Online shopping takes off but struggles to fulfill its promises. Months of quarantine recalibrated how Americans earn, shop, invest and save. In a blink, cash was gone, and swiping or typing credit card details became the coin of the realm — that’s fine if you’re not managing age-related dexterity or cognitive issues. Among those who never bought online before 2020, 40 percent were doing so within a month, and, for older Americans, it was everyday items we’d never depended on the internet for: toothpaste, tomato sauce, thumbtacks, lunch — and it all magically arrived, via contactless delivery, after we tracked it to our homes.
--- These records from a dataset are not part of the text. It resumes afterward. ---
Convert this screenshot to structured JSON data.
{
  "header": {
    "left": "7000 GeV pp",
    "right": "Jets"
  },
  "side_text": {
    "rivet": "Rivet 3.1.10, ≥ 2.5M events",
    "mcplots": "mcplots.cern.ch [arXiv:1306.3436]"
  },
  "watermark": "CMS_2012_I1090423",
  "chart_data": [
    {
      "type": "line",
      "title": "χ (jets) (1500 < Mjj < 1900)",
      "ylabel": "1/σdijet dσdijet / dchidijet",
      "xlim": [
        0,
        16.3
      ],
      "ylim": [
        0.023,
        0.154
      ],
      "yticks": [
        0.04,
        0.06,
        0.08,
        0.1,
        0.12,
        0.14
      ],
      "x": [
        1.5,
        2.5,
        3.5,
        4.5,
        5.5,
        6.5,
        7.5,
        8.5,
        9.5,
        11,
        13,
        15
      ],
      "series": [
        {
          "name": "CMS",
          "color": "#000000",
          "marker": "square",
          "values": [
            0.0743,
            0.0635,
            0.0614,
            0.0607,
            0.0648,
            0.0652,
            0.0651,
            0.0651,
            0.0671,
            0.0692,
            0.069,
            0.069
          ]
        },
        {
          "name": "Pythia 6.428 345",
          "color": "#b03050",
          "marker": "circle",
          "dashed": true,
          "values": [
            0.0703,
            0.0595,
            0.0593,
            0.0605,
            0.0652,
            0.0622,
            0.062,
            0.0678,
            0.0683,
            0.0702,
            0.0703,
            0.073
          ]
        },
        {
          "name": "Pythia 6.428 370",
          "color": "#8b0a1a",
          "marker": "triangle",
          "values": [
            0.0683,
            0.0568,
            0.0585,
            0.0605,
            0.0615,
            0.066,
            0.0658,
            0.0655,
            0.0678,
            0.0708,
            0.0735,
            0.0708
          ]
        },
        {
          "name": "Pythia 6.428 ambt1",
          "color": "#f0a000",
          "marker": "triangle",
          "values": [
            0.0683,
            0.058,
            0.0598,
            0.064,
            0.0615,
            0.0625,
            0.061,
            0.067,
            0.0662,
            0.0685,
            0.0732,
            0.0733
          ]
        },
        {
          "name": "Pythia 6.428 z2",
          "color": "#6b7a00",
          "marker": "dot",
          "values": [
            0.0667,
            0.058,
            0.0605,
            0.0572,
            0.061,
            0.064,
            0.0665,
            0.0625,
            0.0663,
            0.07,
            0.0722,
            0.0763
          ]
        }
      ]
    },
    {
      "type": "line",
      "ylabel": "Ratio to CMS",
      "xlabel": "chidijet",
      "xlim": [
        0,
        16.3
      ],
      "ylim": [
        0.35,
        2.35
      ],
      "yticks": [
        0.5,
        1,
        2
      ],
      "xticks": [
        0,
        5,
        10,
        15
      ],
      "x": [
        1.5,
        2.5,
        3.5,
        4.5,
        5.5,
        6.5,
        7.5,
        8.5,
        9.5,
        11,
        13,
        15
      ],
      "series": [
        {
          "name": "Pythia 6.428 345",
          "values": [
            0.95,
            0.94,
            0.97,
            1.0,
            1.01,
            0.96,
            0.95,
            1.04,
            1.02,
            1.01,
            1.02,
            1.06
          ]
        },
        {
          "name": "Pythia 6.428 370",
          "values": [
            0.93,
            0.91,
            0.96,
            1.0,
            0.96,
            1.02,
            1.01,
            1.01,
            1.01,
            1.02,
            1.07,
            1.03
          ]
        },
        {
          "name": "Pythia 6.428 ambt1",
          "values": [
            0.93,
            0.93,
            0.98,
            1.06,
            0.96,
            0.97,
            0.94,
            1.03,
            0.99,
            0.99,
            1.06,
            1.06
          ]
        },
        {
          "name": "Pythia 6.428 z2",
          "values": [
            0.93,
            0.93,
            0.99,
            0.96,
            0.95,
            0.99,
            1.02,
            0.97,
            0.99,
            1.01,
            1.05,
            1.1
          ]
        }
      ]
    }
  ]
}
Work has moved toward home. “Going” to work? Not so much anymore. Before the pandemic, 95 percent of commercial real estate in U.S. cities was occupied. Now it’s below 50 percent, in what some call “the office apocalypse.” One-third of business travel is likely gone forever, predicts Jeffrey Cole of USC’s Center for the Digital Future. “Zoom is a lot easier and cheaper than getting on a red-eye to New Jersey,” he notes.